Sensor mais curto mudou avaliação de velocidade
Durante a audiência, a Formula One Management (FOM) apresentou novos dados que revelaram uma discrepância de 77 centímetros no primeiro sensor de cronometragem da entrada dos boxes. O sistema, responsável por medir a distância percorrida e calcular a velocidade média, registrava valores até 0,1 km/h acima do limite de 60 km/h mesmo quando um piloto transitava exatamente dentro da margem permitida. Essa inconsistência levou os comissários a reverem as penalizações.

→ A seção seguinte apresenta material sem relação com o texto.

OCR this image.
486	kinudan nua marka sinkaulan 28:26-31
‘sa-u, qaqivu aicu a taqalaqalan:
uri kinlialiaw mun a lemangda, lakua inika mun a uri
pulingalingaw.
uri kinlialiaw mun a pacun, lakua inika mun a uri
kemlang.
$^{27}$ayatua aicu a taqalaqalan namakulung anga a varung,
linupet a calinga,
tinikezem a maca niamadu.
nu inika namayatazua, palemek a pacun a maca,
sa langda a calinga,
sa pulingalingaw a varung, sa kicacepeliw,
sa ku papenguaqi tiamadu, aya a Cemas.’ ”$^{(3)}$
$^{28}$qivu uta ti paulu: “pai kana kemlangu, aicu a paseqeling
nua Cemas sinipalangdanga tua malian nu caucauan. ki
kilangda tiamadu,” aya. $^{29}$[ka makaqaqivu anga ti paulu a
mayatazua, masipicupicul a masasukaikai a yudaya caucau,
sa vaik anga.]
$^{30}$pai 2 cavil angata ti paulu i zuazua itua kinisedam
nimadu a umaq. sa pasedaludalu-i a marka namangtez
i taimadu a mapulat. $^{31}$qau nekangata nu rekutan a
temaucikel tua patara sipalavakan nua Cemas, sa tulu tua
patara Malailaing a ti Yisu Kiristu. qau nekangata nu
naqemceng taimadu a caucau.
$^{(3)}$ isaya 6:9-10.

Cinco das seis infrações por excesso de velocidade detectadas na corrida ficaram exatamente 0,1 km/h acima do limite, fator que reforçou a suspeita de erro na medição.
Impacto no resultado final
Com a anulação das punições, Isack Hadjar (Red Bull) desceu do terceiro para o quarto lugar, perdendo a chance de conquistar seu primeiro pódio. Oscar Piastri (McLaren) subiu para quinto, posição obtida mesmo após cumprir uma penalidade de cinco segundos por ter sido registrado a 60,1 km/h no pit lane.
Novo prazo para recurso
De acordo com o regulamento, as equipes têm 96 horas para contestar o resultado original de uma corrida. Esse prazo expirou na quinta-feira, mas foi reaberto após a nova decisão da FIA. Assim, McLaren e Red Bull dispõem de mais 96 horas para decidir se apresentarão um recurso formal. Ambas afirmam que não questionarão a punição aplicada a Piastri.
Se o recurso avançar, o caso poderá sofrer nova reviravolta antes da homologação definitiva dos resultados do GP de Mônaco.